The second month I was accepted as “one of them” in the popular group of high school students and managed to make true friends in the process, and I stayed in touch to the point where we shared rooms together.
The third month I got to know my sweetheart. Several dates later, we kept a healthy relationship while doing well in school.
The fourth through the ninth month was when I became the host of wild crazy parties. I remember recalling the times where I enjoyed the crazy and the wild. What made this even more special was having the chance to share this side of me very comfortably without any hesitation.
The tenth month, I married my sweetheart and moved out starting a new life together.
The eleventh month, we all got back together at local cafes in the mornings and nightclubs in the evening.
The twelfth month, I started snowboarding at the top of the summit.
“What is it for your audience?” The other side of me was telling me to come back to the real world. I told him there may be a high possibility that people with autism have their alternative “Perfect Years” and have these kinds of conversations with themselves making the argument that if they hadn't been diagnosed with autism, all of this would have been possible. I argued with myself that if I never had autism or whatever this is, I would not have written a book in the first place. We all agreed that Population: ONE was the result of wanting to gain acceptance. Then I asked myself one important question. He asked:
“Would you still be helping others?”
I pondered over this question for hours. Since publishing Population: ONE, I have been having this adventure and been given amazing opportunities to do something different than a lot of high school graduates.
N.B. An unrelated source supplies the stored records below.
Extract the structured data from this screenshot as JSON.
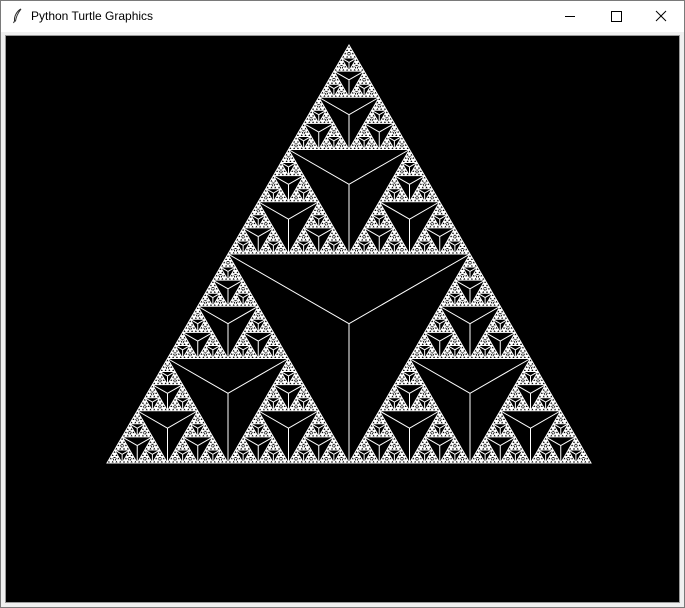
{
  "window": {
    "title": "Python Turtle Graphics",
    "icons": {
      "app": "feather-icon",
      "minimize": "minimize-icon",
      "maximize": "maximize-icon",
      "close": "close-icon"
    }
  },
  "canvas": {
    "background": "#000000",
    "pen_color": "#ffffff",
    "figure": "sierpinski-triangle",
    "recursion_depth": 7
  }
}
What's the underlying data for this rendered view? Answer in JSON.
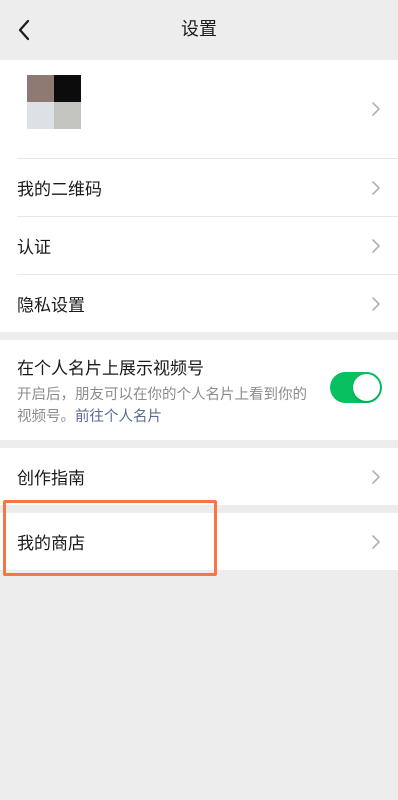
{
  "header": {
    "title": "设置",
    "back_icon": "chevron-left-icon"
  },
  "profile": {
    "avatar_colors": [
      "#8e7a72",
      "#0c0c0c",
      "#dde0e4",
      "#c3c3bf"
    ]
  },
  "items": {
    "qr_code": "我的二维码",
    "verification": "认证",
    "privacy": "隐私设置"
  },
  "show_video": {
    "label": "在个人名片上展示视频号",
    "desc_prefix": "开启后，朋友可以在你的个人名片上看到你的视频号。",
    "desc_link": "前往个人名片",
    "enabled": true
  },
  "guide": "创作指南",
  "shop": "我的商店",
  "colors": {
    "toggle_on": "#07c160",
    "link": "#576b95",
    "highlight": "#fb7443",
    "background": "#ededed"
  }
}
My little known secret is that when people ask me what I do for work, I degrade myself and try not to say too much about being a keynote speaker, author, and CEO. The reason why is because I have not heard anyone say that kind of stuff when studying social situations, and I would be afraid into thinking I would be boasting about myself which I never want to do.
The reason why I wanted to share this story is primarily because I believe there are people with autism that may feel the same way. I have been seeing the topic of autism used in the media, and especially in the entertainment world. They have been trying to do what seems right and what doesn’t seem right when tackling the topic of autism. For the most part, I have seen people do a very good job with this topic. The main reason why I feel this way is both bittersweet and unintentional hilarity. The message of inner struggles and what individuals with autism go through when no one is around is the most impactful in my eyes. The majority of people with autism are trying so hard every single day and they also would like to have their “Perfect Days” that turn into “Perfect Years.”
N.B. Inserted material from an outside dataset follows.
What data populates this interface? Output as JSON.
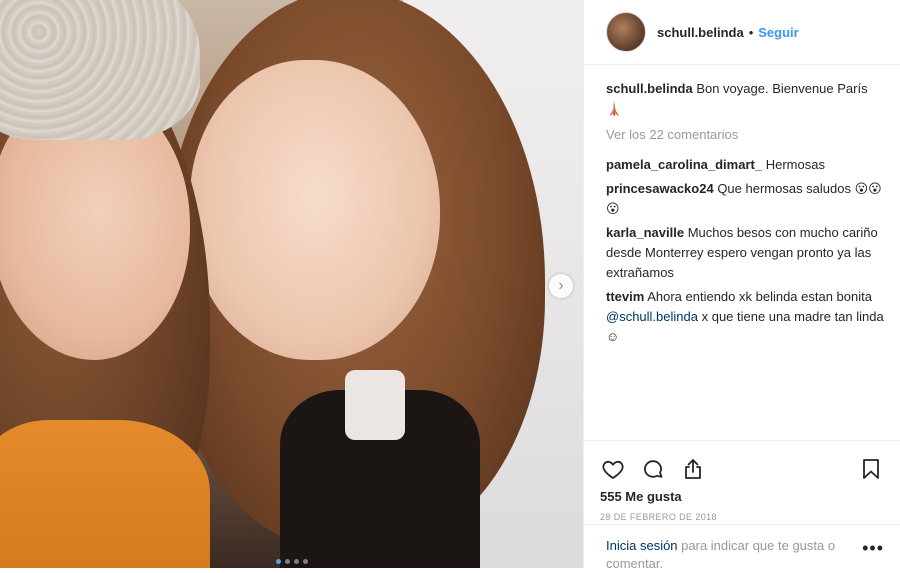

I suppose my ideal “Perfect Year” made me become someone else as I am writing this. There were many versions where I felt cheated and ripped off after describing the year. They called me out. Where was the Tyler McNamer that became obsessed with the tiniest of details? Where was the Tyler McNamer that provided art that only he could fully understand and yet felt like it was worth sharing? Where was the Tyler McNamer that failed forward? He was my favorite version of the bunch. No matter how many humiliating mistakes have been made, that version of Tyler McNamer never gave up. I’m sure there are people who read this might recall that version of themselves. The version that knows they are imperfect, and even though things could have been different in the past, the future becomes the priority. The present is the best time for redemption.
There are no perfect years as in years without flaws. There are, however, perfect days. I know there are people out there that have made it their goal to have one true best friend. That would make their entire year! Maybe even the “Perfect Year”.
So get out there! Make memories to make it happen!
It only takes a minute, we can lose ourselves in it.